I was recently browsing in a second hand charity book shop.

On the counter was a copy of Hetzel that they had neither priced nor put out on the shelf so I asked them how much it was, feigning disinterest in case they should quote a figure too close to Amazon's (£££). Fortunately they quoted £2, this was the first time I had ever been pleased to see testing undervalued.

There then followed a short conversation between myself and the staff, the Old Charity Shop Assistant (OCSA) and the Young Charity Shop Assistant (YCSA):

The Obligatory Sales Talk...

OCSA: Software testing, how dull.

Tester: Well... that's my job

OCSA: Oh, what do you test it for then 

YCSA: (knowingly) Viruses

Tester: No. Problems.

OCSA: Oooh, I had a problem with some software once, kept crashing my machine, every so often, boom, lost work I did, 

Tester: Well, yes software does that...

OCSA: We have one through the back, slow as anything when it works at all and then it doesn't, boom, many's the time I've had to start again I have,

Tester: Well...

OCSA: That was you not doing your job properly that was

Tester: Ehm...

OCSA: Always something going wrong with these software things, viruses and the like, why can't you do your job.

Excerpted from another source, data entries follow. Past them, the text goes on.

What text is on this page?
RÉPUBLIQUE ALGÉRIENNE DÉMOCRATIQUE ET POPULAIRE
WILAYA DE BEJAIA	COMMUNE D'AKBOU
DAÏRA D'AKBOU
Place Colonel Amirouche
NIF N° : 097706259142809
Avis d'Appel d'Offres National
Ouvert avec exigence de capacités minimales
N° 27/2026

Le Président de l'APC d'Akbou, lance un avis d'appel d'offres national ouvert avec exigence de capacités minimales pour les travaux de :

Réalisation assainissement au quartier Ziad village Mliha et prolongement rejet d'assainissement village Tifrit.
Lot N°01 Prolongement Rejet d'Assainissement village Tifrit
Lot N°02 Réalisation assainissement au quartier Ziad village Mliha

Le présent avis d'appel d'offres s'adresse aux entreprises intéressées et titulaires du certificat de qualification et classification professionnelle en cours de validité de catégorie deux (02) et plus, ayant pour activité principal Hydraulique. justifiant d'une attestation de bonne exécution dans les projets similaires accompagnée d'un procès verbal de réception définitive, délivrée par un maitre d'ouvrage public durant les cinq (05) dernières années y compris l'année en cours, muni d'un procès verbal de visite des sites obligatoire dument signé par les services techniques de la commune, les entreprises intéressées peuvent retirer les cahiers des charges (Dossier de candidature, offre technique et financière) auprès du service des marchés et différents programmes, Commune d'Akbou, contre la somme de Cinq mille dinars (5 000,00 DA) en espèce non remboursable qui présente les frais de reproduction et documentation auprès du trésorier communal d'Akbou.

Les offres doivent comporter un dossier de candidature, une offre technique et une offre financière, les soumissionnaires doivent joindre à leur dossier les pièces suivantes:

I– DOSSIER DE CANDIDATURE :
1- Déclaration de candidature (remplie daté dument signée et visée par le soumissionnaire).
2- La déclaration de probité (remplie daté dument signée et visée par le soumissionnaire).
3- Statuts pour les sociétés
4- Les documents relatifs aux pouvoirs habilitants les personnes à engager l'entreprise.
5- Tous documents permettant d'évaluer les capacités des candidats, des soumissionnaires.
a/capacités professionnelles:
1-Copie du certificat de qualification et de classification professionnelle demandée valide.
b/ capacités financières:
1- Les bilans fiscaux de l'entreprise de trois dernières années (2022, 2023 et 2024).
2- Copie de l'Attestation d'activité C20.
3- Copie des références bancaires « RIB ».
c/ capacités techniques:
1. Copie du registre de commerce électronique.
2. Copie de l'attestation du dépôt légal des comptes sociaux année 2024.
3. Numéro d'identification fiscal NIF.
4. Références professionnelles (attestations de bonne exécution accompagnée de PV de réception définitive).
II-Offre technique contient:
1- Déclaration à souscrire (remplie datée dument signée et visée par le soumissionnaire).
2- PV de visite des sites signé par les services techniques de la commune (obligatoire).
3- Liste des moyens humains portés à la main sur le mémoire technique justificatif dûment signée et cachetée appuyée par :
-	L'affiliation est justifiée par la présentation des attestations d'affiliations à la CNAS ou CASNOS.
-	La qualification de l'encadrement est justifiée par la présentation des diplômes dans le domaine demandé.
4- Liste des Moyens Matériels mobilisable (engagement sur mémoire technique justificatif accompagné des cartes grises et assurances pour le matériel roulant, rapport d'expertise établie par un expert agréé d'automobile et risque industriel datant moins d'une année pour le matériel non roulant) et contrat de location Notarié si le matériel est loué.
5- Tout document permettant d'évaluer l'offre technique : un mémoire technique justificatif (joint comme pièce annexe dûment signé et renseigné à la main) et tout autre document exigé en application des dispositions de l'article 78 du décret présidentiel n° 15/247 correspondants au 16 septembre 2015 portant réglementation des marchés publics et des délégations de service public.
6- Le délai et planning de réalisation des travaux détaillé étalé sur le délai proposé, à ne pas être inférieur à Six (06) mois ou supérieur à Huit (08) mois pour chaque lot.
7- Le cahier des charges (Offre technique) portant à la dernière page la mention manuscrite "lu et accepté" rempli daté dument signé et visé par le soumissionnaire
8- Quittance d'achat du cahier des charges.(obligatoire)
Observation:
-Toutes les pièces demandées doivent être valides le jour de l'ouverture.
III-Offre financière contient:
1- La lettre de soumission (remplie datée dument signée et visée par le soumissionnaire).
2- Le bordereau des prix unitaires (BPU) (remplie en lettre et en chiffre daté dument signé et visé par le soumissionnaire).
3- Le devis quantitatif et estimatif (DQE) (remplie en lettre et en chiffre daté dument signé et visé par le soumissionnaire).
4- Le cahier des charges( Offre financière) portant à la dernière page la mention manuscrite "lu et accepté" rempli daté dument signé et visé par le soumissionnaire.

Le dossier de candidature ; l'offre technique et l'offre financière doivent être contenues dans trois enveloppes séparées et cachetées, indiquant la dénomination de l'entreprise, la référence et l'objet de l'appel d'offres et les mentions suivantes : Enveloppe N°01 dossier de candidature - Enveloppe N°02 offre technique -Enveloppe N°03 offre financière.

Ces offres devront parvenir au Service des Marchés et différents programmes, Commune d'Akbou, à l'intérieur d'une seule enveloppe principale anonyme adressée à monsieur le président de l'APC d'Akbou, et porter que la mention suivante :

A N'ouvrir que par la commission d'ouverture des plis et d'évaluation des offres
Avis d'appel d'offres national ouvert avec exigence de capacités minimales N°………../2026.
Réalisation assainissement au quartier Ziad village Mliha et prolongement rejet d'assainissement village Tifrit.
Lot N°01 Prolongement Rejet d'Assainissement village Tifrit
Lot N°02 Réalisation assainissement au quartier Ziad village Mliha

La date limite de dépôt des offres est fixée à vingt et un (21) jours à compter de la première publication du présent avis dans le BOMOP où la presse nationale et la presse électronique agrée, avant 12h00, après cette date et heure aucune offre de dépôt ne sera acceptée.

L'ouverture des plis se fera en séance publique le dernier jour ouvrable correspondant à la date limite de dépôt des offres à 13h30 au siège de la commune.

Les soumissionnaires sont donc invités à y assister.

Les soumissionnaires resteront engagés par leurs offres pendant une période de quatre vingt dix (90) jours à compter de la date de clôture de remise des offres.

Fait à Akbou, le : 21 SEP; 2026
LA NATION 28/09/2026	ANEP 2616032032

YCSA: (knowingly) Yeah, viruses

Tester: ...here's your two pounds thank you very much.

I considered telling them all about testing, about quality and about the software development process, about budgets and about compromise, possibly using the battered copy of Pressman that they had on the shelf, but decided not to. 

Others

This is not an isolated incident, mistakes in the software process are often blamed on quality control, and testing in particular, rather than the development process as a whole. And it isn't a view held solely by the general public, but also by people who should know better - management.

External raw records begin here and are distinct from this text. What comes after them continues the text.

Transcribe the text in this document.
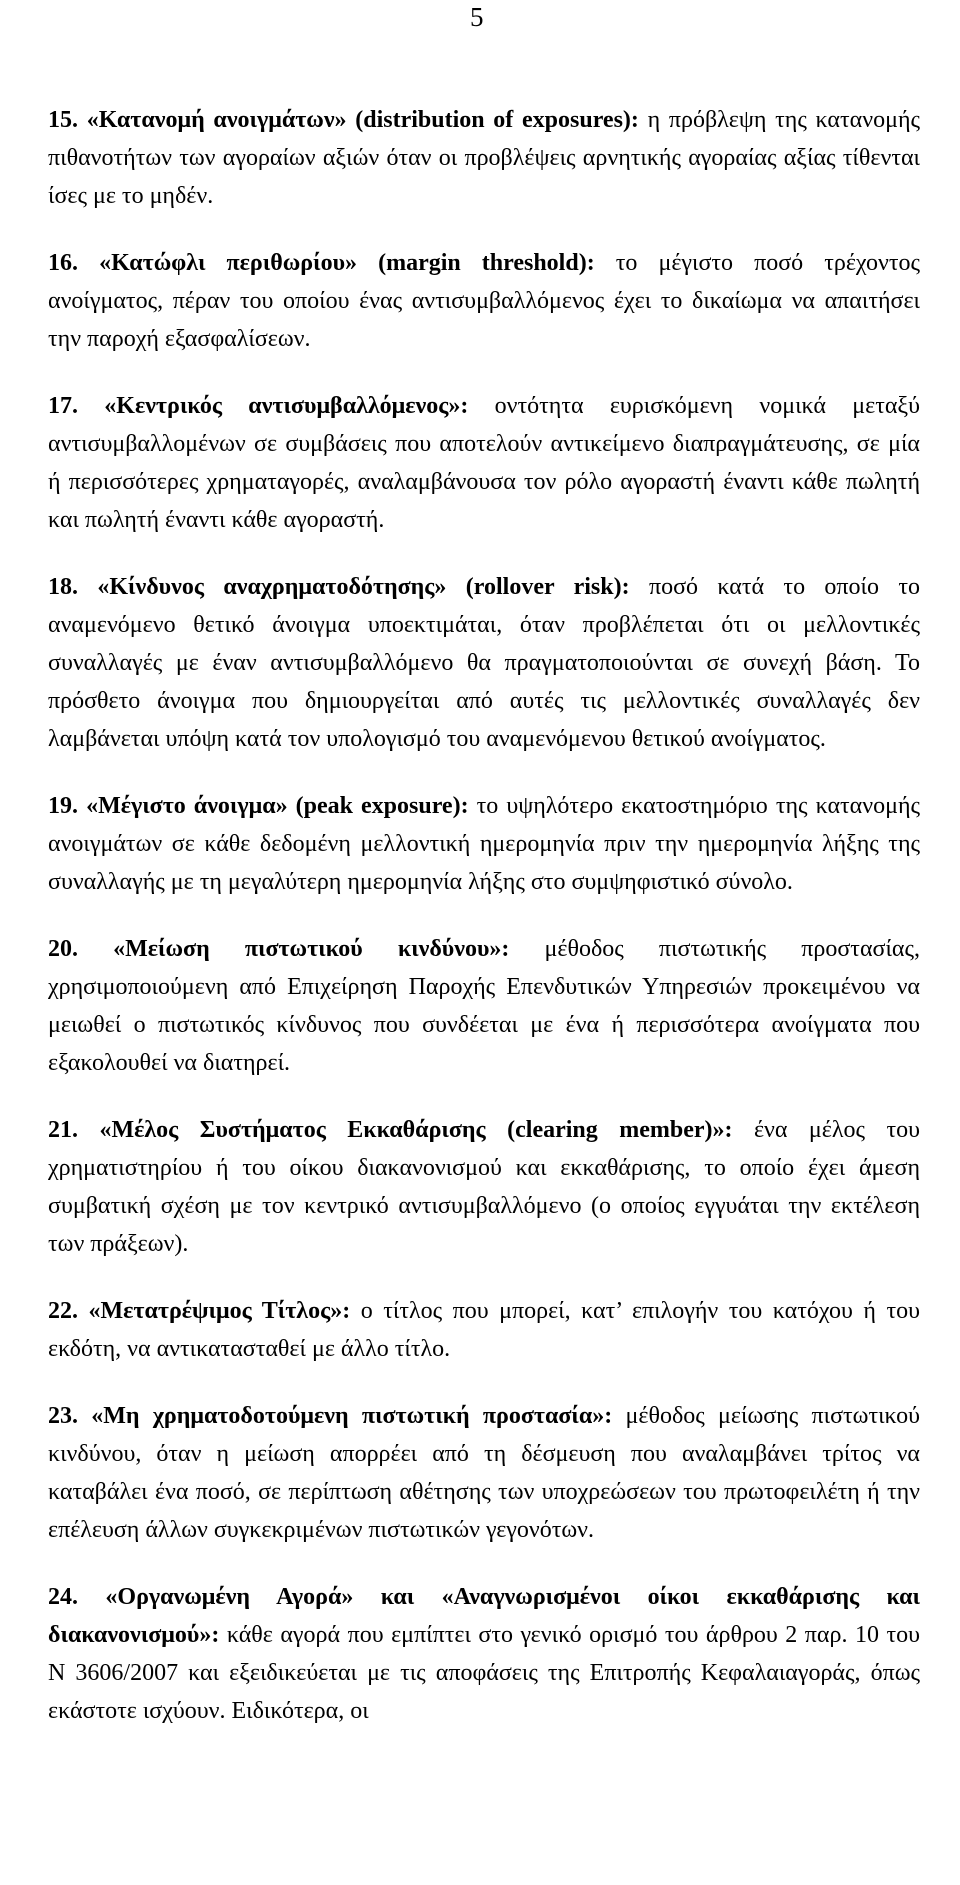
5

15. «Κατανομή ανοιγμάτων» (distribution of exposures): η πρόβλεψη της κατανομής πιθανοτήτων των αγοραίων αξιών όταν οι προβλέψεις αρνητικής αγοραίας αξίας τίθενται ίσες με το μηδέν.

16. «Κατώφλι περιθωρίου» (margin threshold): το μέγιστο ποσό τρέχοντος ανοίγματος, πέραν του οποίου ένας αντισυμβαλλόμενος έχει το δικαίωμα να απαιτήσει την παροχή εξασφαλίσεων.

17. «Κεντρικός αντισυμβαλλόμενος»: οντότητα ευρισκόμενη νομικά μεταξύ αντισυμβαλλομένων σε συμβάσεις που αποτελούν αντικείμενο διαπραγμάτευσης, σε μία ή περισσότερες χρηματαγορές, αναλαμβάνουσα τον ρόλο αγοραστή έναντι κάθε πωλητή και πωλητή έναντι κάθε αγοραστή.

18. «Κίνδυνος αναχρηματοδότησης» (rollover risk): ποσό κατά το οποίο το αναμενόμενο θετικό άνοιγμα υποεκτιμάται, όταν προβλέπεται ότι οι μελλοντικές συναλλαγές με έναν αντισυμβαλλόμενο θα πραγματοποιούνται σε συνεχή βάση. Το πρόσθετο άνοιγμα που δημιουργείται από αυτές τις μελλοντικές συναλλαγές δεν λαμβάνεται υπόψη κατά τον υπολογισμό του αναμενόμενου θετικού ανοίγματος.

19. «Μέγιστο άνοιγμα» (peak exposure): το υψηλότερο εκατοστημόριο της κατανομής ανοιγμάτων σε κάθε δεδομένη μελλοντική ημερομηνία πριν την ημερομηνία λήξης της συναλλαγής με τη μεγαλύτερη ημερομηνία λήξης στο συμψηφιστικό σύνολο.

20. «Μείωση πιστωτικού κινδύνου»: μέθοδος πιστωτικής προστασίας, χρησιμοποιούμενη από Επιχείρηση Παροχής Επενδυτικών Υπηρεσιών προκειμένου να μειωθεί ο πιστωτικός κίνδυνος που συνδέεται με ένα ή περισσότερα ανοίγματα που εξακολουθεί να διατηρεί.

21. «Μέλος Συστήματος Εκκαθάρισης (clearing member)»: ένα μέλος του χρηματιστηρίου ή του οίκου διακανονισμού και εκκαθάρισης, το οποίο έχει άμεση συμβατική σχέση με τον κεντρικό αντισυμβαλλόμενο (ο οποίος εγγυάται την εκτέλεση των πράξεων).

22. «Μετατρέψιμος Τίτλος»: ο τίτλος που μπορεί, κατ’ επιλογήν του κατόχου ή του εκδότη, να αντικατασταθεί με άλλο τίτλο.

23. «Μη χρηματοδοτούμενη πιστωτική προστασία»: μέθοδος μείωσης πιστωτικού κινδύνου, όταν η μείωση απορρέει από τη δέσμευση που αναλαμβάνει τρίτος να καταβάλει ένα ποσό, σε περίπτωση αθέτησης των υποχρεώσεων του πρωτοφειλέτη ή την επέλευση άλλων συγκεκριμένων πιστωτικών γεγονότων.

24. «Οργανωμένη Αγορά» και «Αναγνωρισμένοι οίκοι εκκαθάρισης και διακανονισμού»: κάθε αγορά που εμπίπτει στο γενικό ορισμό του άρθρου 2 παρ. 10 του Ν 3606/2007 και εξειδικεύεται με τις αποφάσεις της Επιτροπής Κεφαλαιαγοράς, όπως εκάστοτε ισχύουν. Ειδικότερα, οι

The easy retort by testers is that they do not code bugs in to the system. But if testers are ever put in the position where they feel like making such a retort then the process has already failed and has gone into scapegoat mode. This is usually a process of denial rather than learning and very little good can come of it.

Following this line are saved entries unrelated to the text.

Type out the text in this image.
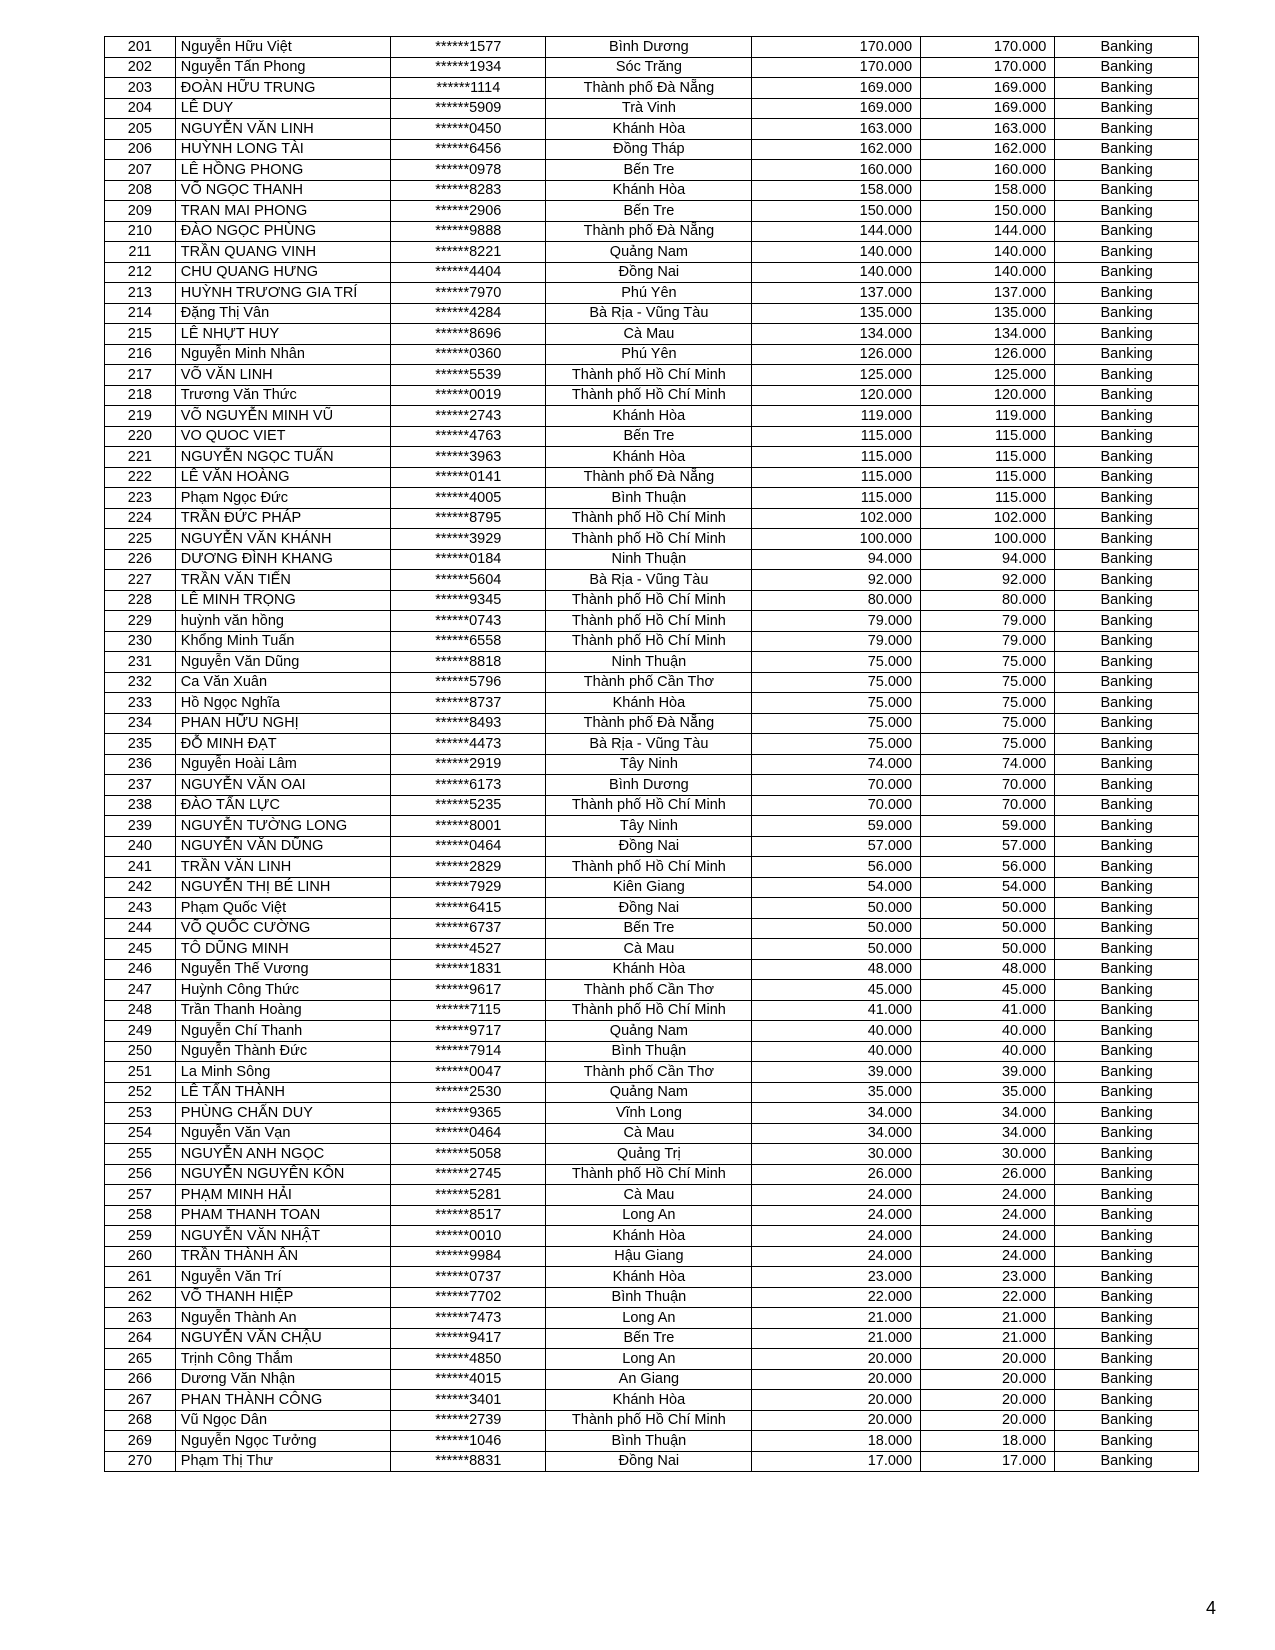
201	Nguyễn Hữu Việt	******1577	Bình Dương	170.000	170.000	Banking
202	Nguyễn Tấn Phong	******1934	Sóc Trăng	170.000	170.000	Banking
203	ĐOÀN HỮU TRUNG	******1114	Thành phố Đà Nẵng	169.000	169.000	Banking
204	LÊ DUY	******5909	Trà Vinh	169.000	169.000	Banking
205	NGUYỄN VĂN LINH	******0450	Khánh Hòa	163.000	163.000	Banking
206	HUỲNH LONG TÀI	******6456	Đồng Tháp	162.000	162.000	Banking
207	LÊ HỒNG PHONG	******0978	Bến Tre	160.000	160.000	Banking
208	VÕ NGỌC THANH	******8283	Khánh Hòa	158.000	158.000	Banking
209	TRAN MAI PHONG	******2906	Bến Tre	150.000	150.000	Banking
210	ĐÀO NGỌC PHÙNG	******9888	Thành phố Đà Nẵng	144.000	144.000	Banking
211	TRẦN QUANG VINH	******8221	Quảng Nam	140.000	140.000	Banking
212	CHU QUANG HƯNG	******4404	Đồng Nai	140.000	140.000	Banking
213	HUỲNH TRƯƠNG GIA TRÍ	******7970	Phú Yên	137.000	137.000	Banking
214	Đặng Thị Vân	******4284	Bà Rịa - Vũng Tàu	135.000	135.000	Banking
215	LÊ NHỰT HUY	******8696	Cà Mau	134.000	134.000	Banking
216	Nguyễn Minh Nhân	******0360	Phú Yên	126.000	126.000	Banking
217	VÕ VĂN LINH	******5539	Thành phố Hồ Chí Minh	125.000	125.000	Banking
218	Trương Văn Thức	******0019	Thành phố Hồ Chí Minh	120.000	120.000	Banking
219	VÕ NGUYỄN MINH VŨ	******2743	Khánh Hòa	119.000	119.000	Banking
220	VO QUOC VIET	******4763	Bến Tre	115.000	115.000	Banking
221	NGUYỄN NGỌC TUẤN	******3963	Khánh Hòa	115.000	115.000	Banking
222	LÊ VĂN HOÀNG	******0141	Thành phố Đà Nẵng	115.000	115.000	Banking
223	Phạm Ngọc Đức	******4005	Bình Thuận	115.000	115.000	Banking
224	TRẦN ĐỨC PHÁP	******8795	Thành phố Hồ Chí Minh	102.000	102.000	Banking
225	NGUYỄN VĂN KHÁNH	******3929	Thành phố Hồ Chí Minh	100.000	100.000	Banking
226	DƯƠNG ĐÌNH KHANG	******0184	Ninh Thuận	94.000	94.000	Banking
227	TRẦN VĂN TIẾN	******5604	Bà Rịa - Vũng Tàu	92.000	92.000	Banking
228	LÊ MINH TRỌNG	******9345	Thành phố Hồ Chí Minh	80.000	80.000	Banking
229	huỳnh văn hồng	******0743	Thành phố Hồ Chí Minh	79.000	79.000	Banking
230	Khổng Minh Tuấn	******6558	Thành phố Hồ Chí Minh	79.000	79.000	Banking
231	Nguyễn Văn Dũng	******8818	Ninh Thuận	75.000	75.000	Banking
232	Ca Văn Xuân	******5796	Thành phố Cần Thơ	75.000	75.000	Banking
233	Hồ Ngọc Nghĩa	******8737	Khánh Hòa	75.000	75.000	Banking
234	PHAN HỮU NGHỊ	******8493	Thành phố Đà Nẵng	75.000	75.000	Banking
235	ĐỖ MINH ĐẠT	******4473	Bà Rịa - Vũng Tàu	75.000	75.000	Banking
236	Nguyễn Hoài Lâm	******2919	Tây Ninh	74.000	74.000	Banking
237	NGUYỄN VĂN OAI	******6173	Bình Dương	70.000	70.000	Banking
238	ĐÀO TẤN LỰC	******5235	Thành phố Hồ Chí Minh	70.000	70.000	Banking
239	NGUYỄN TƯỜNG LONG	******8001	Tây Ninh	59.000	59.000	Banking
240	NGUYỄN VĂN DŨNG	******0464	Đồng Nai	57.000	57.000	Banking
241	TRẦN VĂN LINH	******2829	Thành phố Hồ Chí Minh	56.000	56.000	Banking
242	NGUYỄN THỊ BÉ LINH	******7929	Kiên Giang	54.000	54.000	Banking
243	Phạm Quốc Việt	******6415	Đồng Nai	50.000	50.000	Banking
244	VÕ QUỐC CƯỜNG	******6737	Bến Tre	50.000	50.000	Banking
245	TÔ DŨNG MINH	******4527	Cà Mau	50.000	50.000	Banking
246	Nguyễn Thế Vương	******1831	Khánh Hòa	48.000	48.000	Banking
247	Huỳnh Công Thức	******9617	Thành phố Cần Thơ	45.000	45.000	Banking
248	Trần Thanh Hoàng	******7115	Thành phố Hồ Chí Minh	41.000	41.000	Banking
249	Nguyễn Chí Thanh	******9717	Quảng Nam	40.000	40.000	Banking
250	Nguyễn Thành Đức	******7914	Bình Thuận	40.000	40.000	Banking
251	La Minh Sông	******0047	Thành phố Cần Thơ	39.000	39.000	Banking
252	LÊ TẤN THÀNH	******2530	Quảng Nam	35.000	35.000	Banking
253	PHÙNG CHẤN DUY	******9365	Vĩnh Long	34.000	34.000	Banking
254	Nguyễn Văn Vạn	******0464	Cà Mau	34.000	34.000	Banking
255	NGUYỄN ANH NGỌC	******5058	Quảng Trị	30.000	30.000	Banking
256	NGUYỄN NGUYÊN KÔN	******2745	Thành phố Hồ Chí Minh	26.000	26.000	Banking
257	PHẠM MINH HẢI	******5281	Cà Mau	24.000	24.000	Banking
258	PHAM THANH TOAN	******8517	Long An	24.000	24.000	Banking
259	NGUYỄN VĂN NHẬT	******0010	Khánh Hòa	24.000	24.000	Banking
260	TRẦN THÀNH ÂN	******9984	Hậu Giang	24.000	24.000	Banking
261	Nguyễn Văn Trí	******0737	Khánh Hòa	23.000	23.000	Banking
262	VÕ THANH HIỆP	******7702	Bình Thuận	22.000	22.000	Banking
263	Nguyễn Thành An	******7473	Long An	21.000	21.000	Banking
264	NGUYỄN VĂN CHẬU	******9417	Bến Tre	21.000	21.000	Banking
265	Trịnh Công Thắm	******4850	Long An	20.000	20.000	Banking
266	Dương Văn Nhận	******4015	An Giang	20.000	20.000	Banking
267	PHAN THÀNH CÔNG	******3401	Khánh Hòa	20.000	20.000	Banking
268	Vũ Ngọc Dân	******2739	Thành phố Hồ Chí Minh	20.000	20.000	Banking
269	Nguyễn Ngọc Tưởng	******1046	Bình Thuận	18.000	18.000	Banking
270	Phạm Thị Thư	******8831	Đồng Nai	17.000	17.000	Banking
4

There are no silver bullets which will slay the error demon. The team must be vigilant when striding out on each new quest, step confidently on solid ground and guard against their comrades succumbing to weakness, for it is at those moments when the error demon strikes.

Quality is the responsibility of the entire development process. To blame the feedback loop is to ignore the symptom and the organism will most likely perish from disease.